古来日本文化には~遊びをせんとや生れけむ、戯れせんとや生れけん、遊ぶ子供の声きけば、我が身さえこそ動がるれ~梁塵秘抄(りょうじんひしょう)や禅語「遊心」が風流=芸術の根底にあります。
西洋ではホイジンガの「ホモ・ルーデンス」という遊戯が人間活動の本質であり、文化を生み出す根源だと思想があります。
私には三人の赤ん坊を育てた臨床体験が鮮明に脳裏に刻みこまれています。乳に満ち足り、寝足りた赤ん坊の行為ですがそれはそれは好奇心に溢れています。手足で遊んだり、触れるものは何でも口に持っていったり、触覚、視覚、聴覚をフル回転して一時の休みもなく遊んでいます。ハイハイができるようになるとその好奇心は一段と高まり、その好奇心により運動能力が発達していく様に見えます。
この好奇心こそ人間の本質であり asobiではないでしょうか?

さて前書きが長くなりましたが、その狙いは私の 密やかな asobiを正当化するための方便でもあるのです。
寛仁大度な作家さま方が私の“asobi”に目くじらたてられないことを願っての、

ところで、今私が目にしている作品はかってはあなたの胎内から産み出されたものですね。安産であったか、七転八倒の難産であったかはわかりませんが産み出された作品はもう一つの独立した人格?というか画格を持った生命体として存在しているのです。
そして見る者の心に生命の輝きを点火させ、時空を超えて生命のエネルギーを放出し続けるのです。

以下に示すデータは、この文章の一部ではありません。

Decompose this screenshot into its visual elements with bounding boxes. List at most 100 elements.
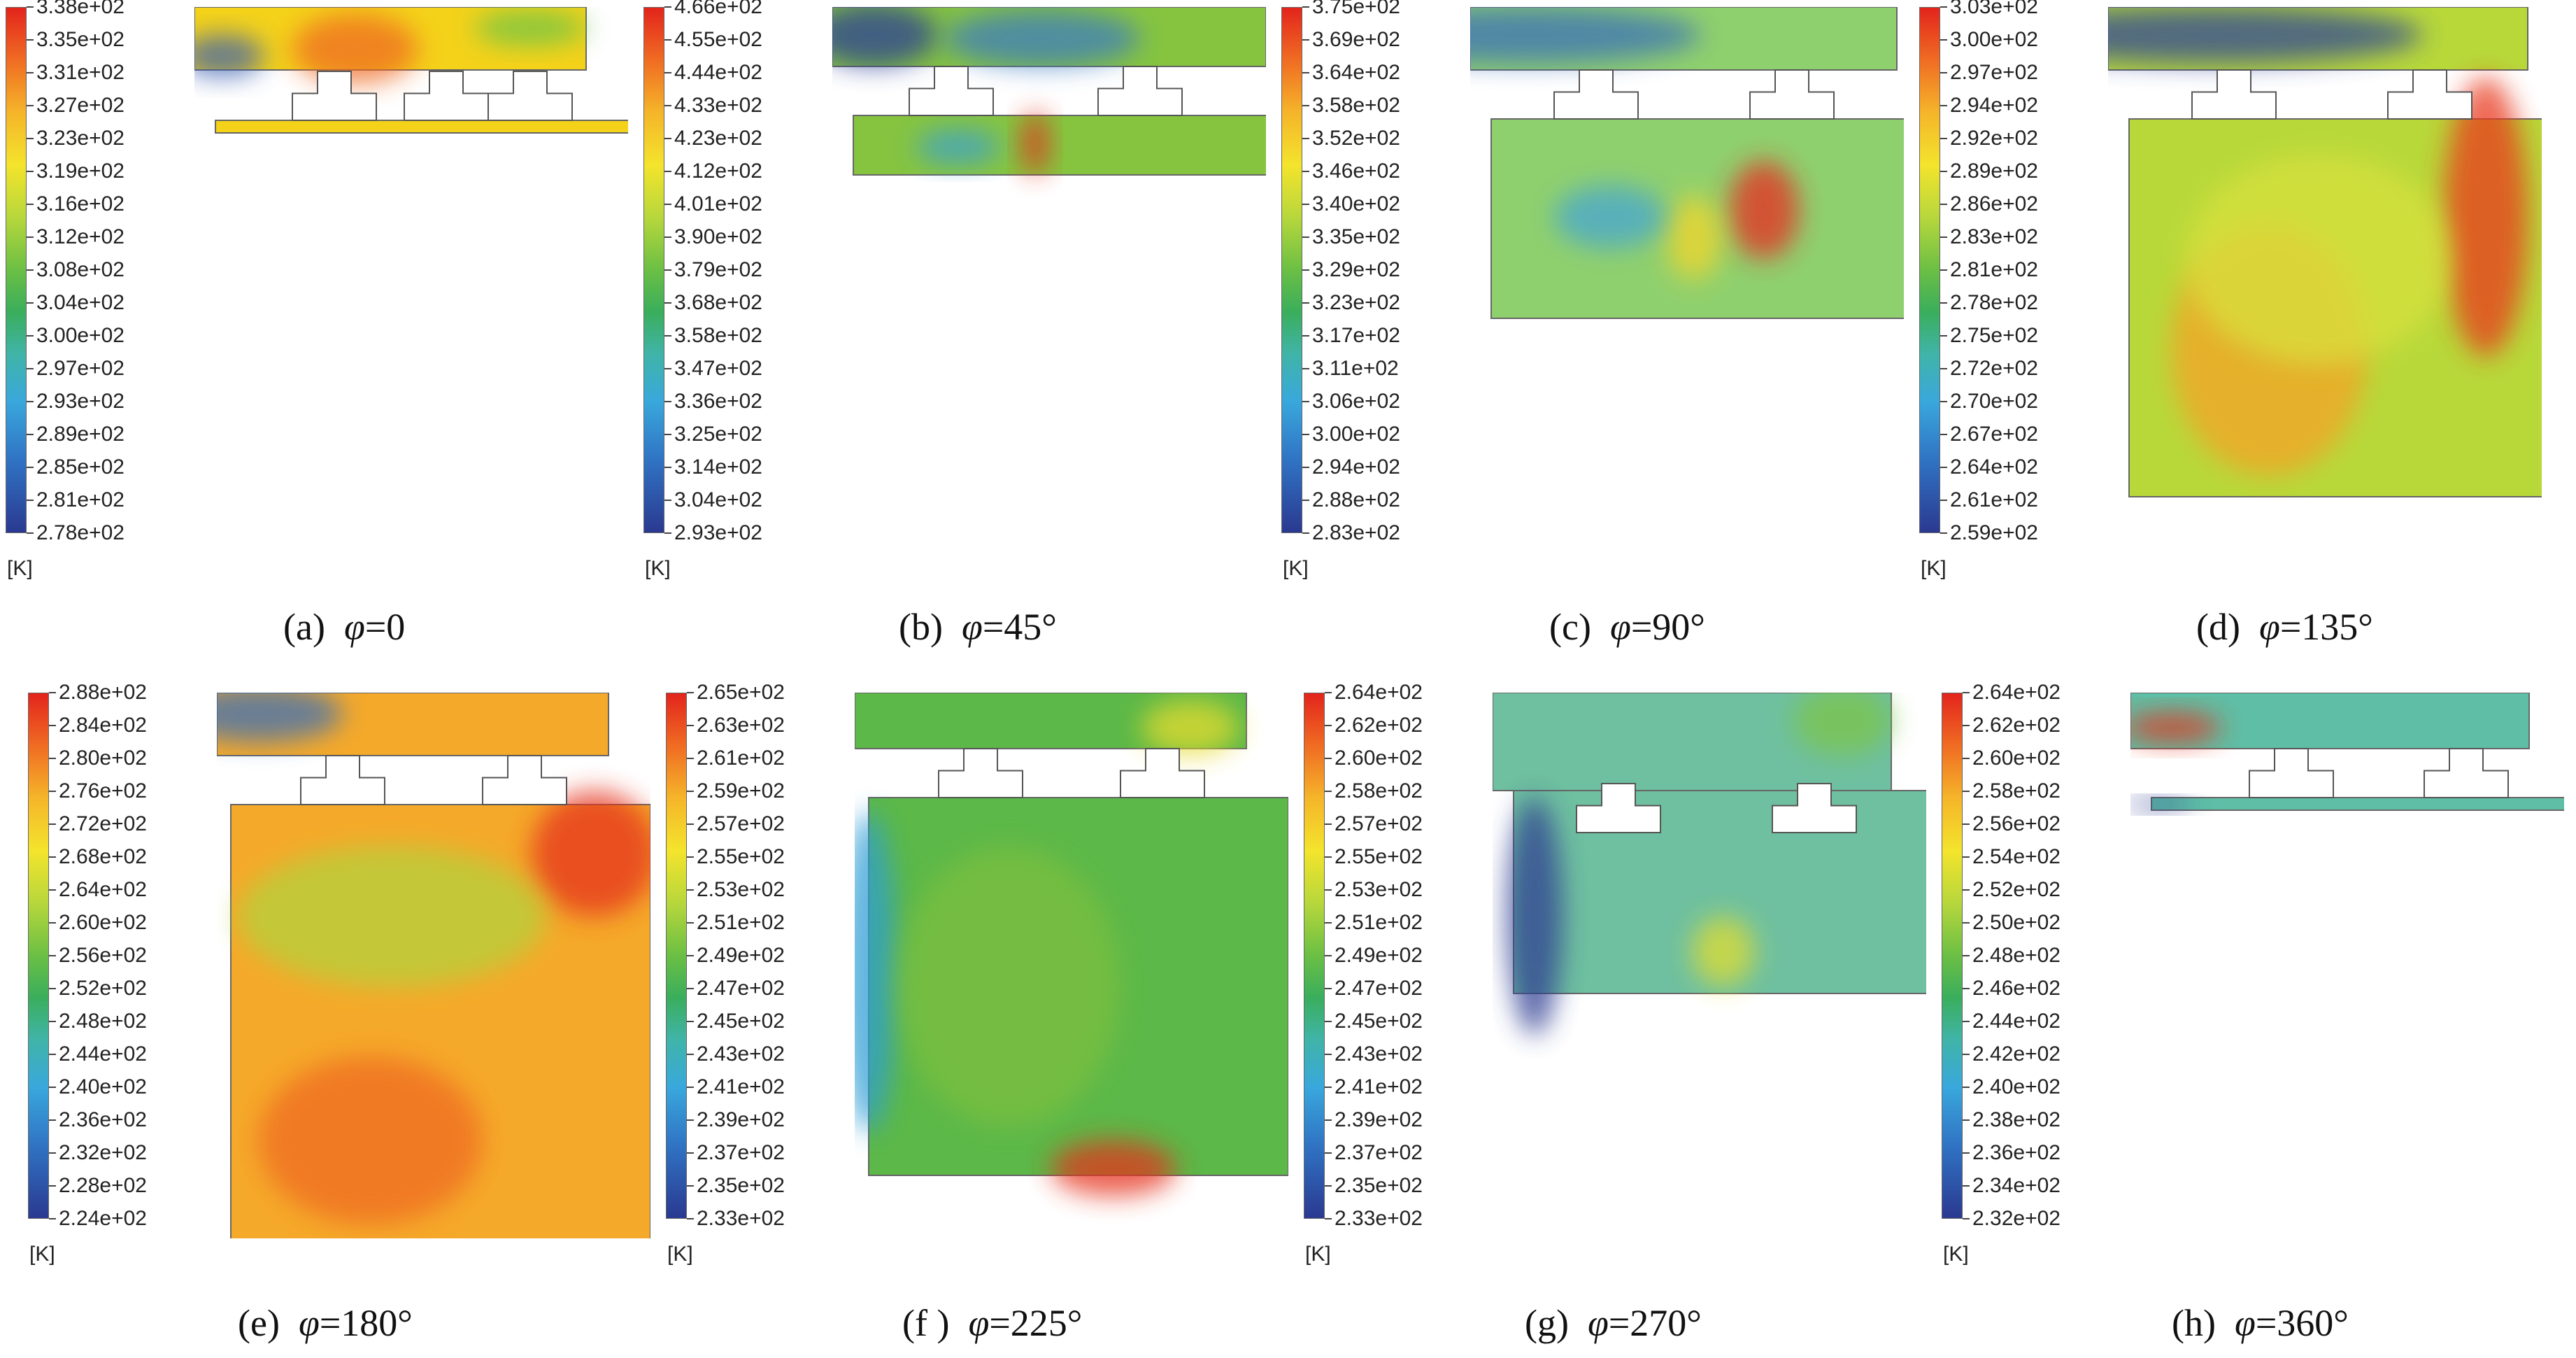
colorbar-tick-labels: 2.88e+02 2.84e+02 2.80e+02 2.76e+02 2.72e+02… — [49, 682, 192, 1229]
colorbar-tick-label: 2.44e+02 — [59, 1042, 147, 1066]
colorbar-tick-label: 4.12e+02 — [674, 160, 762, 183]
colorbar-tick — [1302, 236, 1309, 238]
colorbar-tick-label: 2.60e+02 — [1335, 747, 1423, 770]
colorbar-tick-label: 3.08e+02 — [36, 258, 124, 281]
colorbar-tick — [1940, 434, 1947, 435]
colorbar-tick — [1940, 269, 1947, 271]
colorbar-tick-label: 2.53e+02 — [697, 878, 785, 901]
vane-slot — [482, 755, 567, 805]
colorbar-tick-label: 2.49e+02 — [697, 944, 785, 967]
colorbar-tick-label: 2.58e+02 — [1335, 779, 1423, 802]
colorbar-tick — [687, 856, 694, 858]
colorbar-tick-label: 2.33e+02 — [1335, 1207, 1423, 1230]
colorbar-tick — [1963, 889, 1970, 891]
colorbar-tick — [49, 758, 56, 759]
colorbar-tick — [1940, 532, 1947, 534]
colorbar-tick-label: 4.66e+02 — [674, 0, 762, 18]
colorbar-tick — [27, 171, 34, 172]
vane-slot — [2424, 748, 2509, 798]
colorbar-unit: [K] — [645, 557, 671, 580]
colorbar-tick-label: 2.97e+02 — [1950, 61, 2038, 84]
colorbar-tick — [687, 758, 694, 759]
temperature-contour-field — [832, 7, 1266, 176]
colorbar-tick-label: 2.93e+02 — [674, 521, 762, 544]
colorbar-tick-label: 3.14e+02 — [674, 455, 762, 479]
colorbar-tick-label: 3.68e+02 — [674, 291, 762, 314]
temperature-contour-field — [2108, 7, 2542, 497]
colorbar-tick — [49, 1185, 56, 1187]
colorbar-tick — [687, 1021, 694, 1022]
panel-caption-letter: (a) — [283, 606, 325, 648]
panel-caption-angle: =360° — [2255, 1302, 2349, 1344]
lower-chamber — [853, 115, 1266, 176]
colorbar-unit: [K] — [667, 1243, 693, 1266]
colorbar-tick-labels: 2.64e+02 2.62e+02 2.60e+02 2.58e+02 2.57e+02… — [1325, 682, 1467, 1229]
colorbar-tick — [27, 6, 34, 8]
colorbar-tick — [687, 1119, 694, 1121]
phi-symbol: φ — [2258, 606, 2280, 648]
colorbar-tick — [1325, 692, 1332, 693]
panel-caption-letter: (d) — [2196, 606, 2240, 648]
colorbar-tick — [1940, 401, 1947, 402]
colorbar-tick — [1325, 1152, 1332, 1154]
vane-slot — [300, 755, 385, 805]
panel-caption: (f ) φ=225° — [902, 1301, 1082, 1345]
temperature-blob — [2108, 7, 2423, 63]
colorbar-tick — [1302, 368, 1309, 369]
phi-symbol: φ — [961, 606, 983, 648]
colorbar-tick — [1940, 105, 1947, 106]
panel-caption: (a) φ=0 — [283, 605, 405, 649]
colorbar-tick-label: 3.04e+02 — [674, 488, 762, 511]
colorbar-tick — [1940, 236, 1947, 238]
colorbar-tick-label: 2.88e+02 — [1312, 488, 1400, 511]
vane-slot — [1749, 69, 1835, 120]
colorbar-tick — [1940, 39, 1947, 41]
colorbar-tick — [1325, 889, 1332, 891]
temperature-blob — [1470, 7, 1701, 63]
colorbar-tick-label: 2.47e+02 — [1335, 977, 1423, 1000]
temperature-blob — [916, 129, 1000, 164]
colorbar-tick-label: 2.88e+02 — [59, 681, 147, 704]
colorbar-tick-label: 3.69e+02 — [1312, 28, 1400, 51]
temperature-blob — [2185, 154, 2451, 364]
colorbar-tick — [1325, 1087, 1332, 1088]
colorbar-tick — [1325, 1185, 1332, 1187]
temperature-blob — [1051, 1140, 1176, 1196]
colorbar-tick-label: 3.03e+02 — [1950, 0, 2038, 18]
colorbar-tick-label: 2.34e+02 — [1972, 1174, 2061, 1197]
colorbar-tick-label: 2.45e+02 — [1335, 1010, 1423, 1033]
colorbar-tick-label: 2.39e+02 — [1335, 1108, 1423, 1131]
colorbar-tick — [687, 889, 694, 891]
vane-slot — [488, 71, 573, 121]
temperature-blob — [1554, 185, 1666, 248]
colorbar-tick — [1963, 725, 1970, 726]
colorbar-tick — [1302, 500, 1309, 501]
colorbar-tick-label: 2.75e+02 — [1950, 324, 2038, 347]
colorbar-tick — [49, 1021, 56, 1022]
colorbar-tick — [1940, 72, 1947, 73]
colorbar-tick-label: 2.48e+02 — [1972, 944, 2061, 967]
colorbar — [1304, 693, 1325, 1219]
colorbar-tick-label: 4.23e+02 — [674, 127, 762, 150]
colorbar-tick-label: 2.94e+02 — [1312, 455, 1400, 479]
temperature-blob — [238, 847, 546, 986]
colorbar-tick — [1325, 725, 1332, 726]
colorbar-tick-label: 4.44e+02 — [674, 61, 762, 84]
colorbar — [1919, 7, 1940, 533]
colorbar-tick — [27, 39, 34, 41]
phi-symbol: φ — [1587, 1302, 1609, 1344]
temperature-contour-field — [2130, 693, 2564, 811]
colorbar-tick-label: 3.00e+02 — [1950, 28, 2038, 51]
colorbar-tick — [1302, 532, 1309, 534]
colorbar-tick — [664, 401, 671, 402]
colorbar-tick — [664, 467, 671, 468]
colorbar-tick-label: 3.47e+02 — [674, 357, 762, 380]
vane-slot — [909, 66, 994, 116]
colorbar-tick-labels: 2.65e+02 2.63e+02 2.61e+02 2.59e+02 2.57e+02… — [687, 682, 830, 1229]
colorbar-tick — [27, 204, 34, 205]
panel-caption: (e) φ=180° — [238, 1301, 413, 1345]
colorbar-tick — [27, 138, 34, 139]
colorbar-tick — [1325, 1021, 1332, 1022]
colorbar-tick-label: 3.11e+02 — [1312, 357, 1399, 380]
colorbar-tick-label: 2.57e+02 — [1335, 812, 1423, 835]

もうそれは産みの親である作家さんの圏外の事象なのです。
感動された時、もうその人のPersonal possessionになるのですから。
感動するとは一体どういうことでしょうか?
それは見者の内にある感性が呼び覚まされる、そして共鳴することではないでしょうか。見者の未窟の鉱脈を探り当てる歓喜と奏でる協奏曲こそ至宝の asobi ではないでしょうか?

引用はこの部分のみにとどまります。